A summary table of empirical results:

System HumanEval ReExec GitHub2025 R2I Decompile-Eval ReExec (O0–O3)
LLM4Decompile 47.68%
GPT-5-mini 56.75%
Idioms 57.97%
SK²Decompile 69.0% 74.99% 55.03%

Implementation specifics include the use of LLM4Decompile-6.7B parameter models, training via one epoch SFT (batch 128, 3×1063 \times 10^{-6} LR), GRPO RL (veRL), compiler feedback (Psyche-C), semantic embeddings (qwen-embedding-0.6B), and hardware comprising NVIDIA H800 (80 GB) clusters. Decoding is greedy to minimize output stochasticity (Tan et al., 26 Sep 2025, Feng et al., 2024).
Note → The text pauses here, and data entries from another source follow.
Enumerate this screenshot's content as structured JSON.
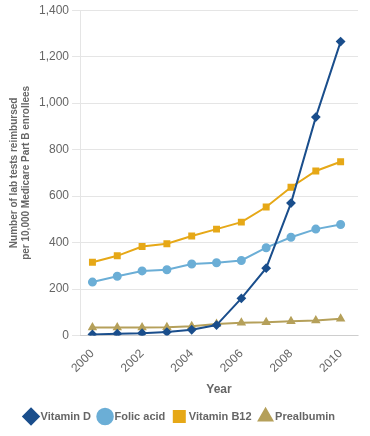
{
  "chart_data": {
    "type": "line",
    "x_label": "Year",
    "y_label": "Number of lab tests reimbursed\nper 10,000 Medicare Part B enrollees",
    "x": [
      2000,
      2001,
      2002,
      2003,
      2004,
      2005,
      2006,
      2007,
      2008,
      2009,
      2010
    ],
    "series": [
      {
        "name": "Vitamin D",
        "color": "#1a4e8c",
        "marker": "diamond",
        "values": [
          5,
          8,
          10,
          15,
          25,
          45,
          160,
          290,
          570,
          940,
          1265
        ]
      },
      {
        "name": "Folic acid",
        "color": "#6baed6",
        "marker": "circle",
        "values": [
          230,
          255,
          278,
          283,
          308,
          313,
          323,
          378,
          423,
          458,
          478
        ]
      },
      {
        "name": "Vitamin B12",
        "color": "#e6a817",
        "marker": "square",
        "values": [
          315,
          343,
          383,
          395,
          428,
          458,
          488,
          553,
          638,
          708,
          748
        ]
      },
      {
        "name": "Prealbumin",
        "color": "#b5a05a",
        "marker": "triangle",
        "values": [
          35,
          35,
          35,
          36,
          40,
          50,
          55,
          57,
          62,
          65,
          72
        ]
      }
    ],
    "xlim": [
      1999.5,
      2010.7
    ],
    "xticks": [
      2000,
      2002,
      2004,
      2006,
      2008,
      2010
    ],
    "ylim": [
      0,
      1400
    ],
    "yticks": [
      0,
      200,
      400,
      600,
      800,
      {
        "value": 1000,
        "label": "1,000"
      },
      {
        "value": 1200,
        "label": "1,200"
      },
      {
        "value": 1400,
        "label": "1,400"
      }
    ],
    "grid": "y",
    "legend": "bottom"
  }
}
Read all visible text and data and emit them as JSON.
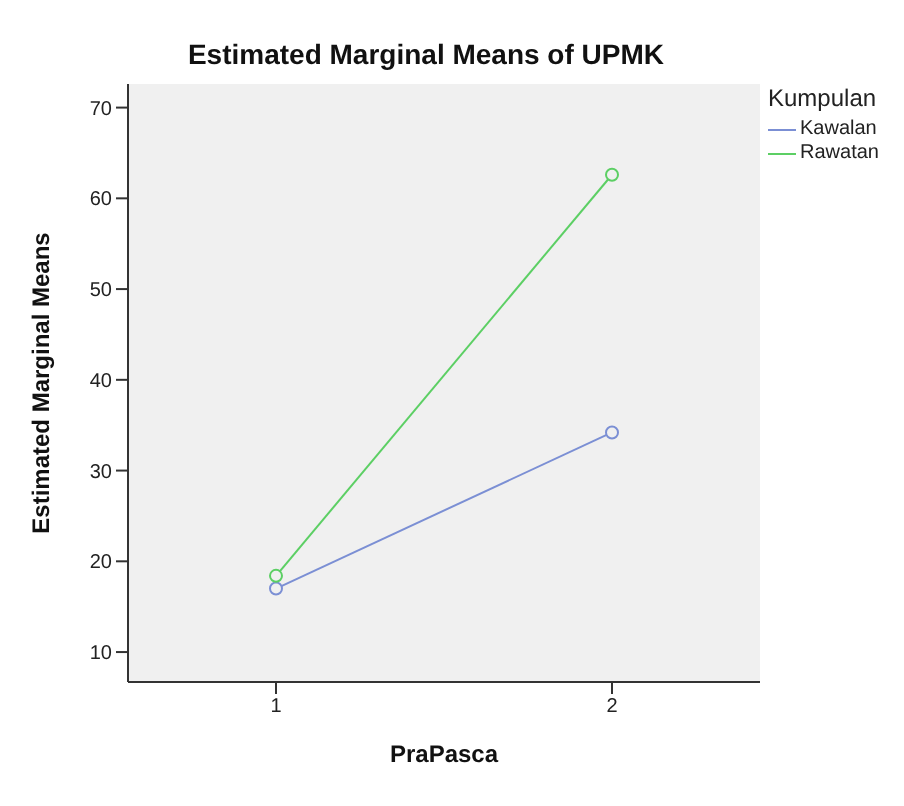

6. Limitations and Open Directions

SK²Decompile frameworks rely on several assumptions and have specific constraints:

  • Compiler Feedback: Both RL and sc²dec stages presume the ability to compile and execute decompiler outputs; if initial LLM outputs are uncompilable, contextual refinement cannot be used (falls back to raw output) (Feng et al., 2024).
  • Debug Information: Fine-grained alignment (FAE) presumes the availability of DWARF debug info; fully stripped binaries require alternative heuristics (Feng et al., 2024).
  • Scaling Effects: FAE was evaluated on 10k functions and one LLM size; the effect of scaling corpus size or model parameters remains open (Feng et al., 2024).
  • Prompt Flexibility: Fine-tuning with alignment objectives can reduce zero/one-shot generalization on out-of-domain prompts, indicating a trade-off between contextual exploitation and few-shot transfer (Feng et al., 2024).

A plausible implication is that future research may focus on extending alignment-based training to larger corpora, cross-compiler generalization, and symbol-free binaries. There is also interest in investigating how to further integrate control-flow graph reasoning, semantic property decoding, or hybrid symbolic methods into LLM-driven pipelines.

7. Significance and Impact

SK²Decompile’s modular approach closes the historical gap between accurate decompilation and source-level usability by explicitly dividing and optimizing subproblems. Its two-phase (or, in alternative designs, context- and alignment-enhanced) structure enables significantly improved re-executability and readability, setting new state-of-the-art metrics across major benchmarks (Tan et al., 26 Sep 2025, Feng et al., 2024). This framework provides a reproducible, scalable template for future systems seeking to balance correctness and human interpretability in binary analysis, reverse engineering, and software provenance recovery.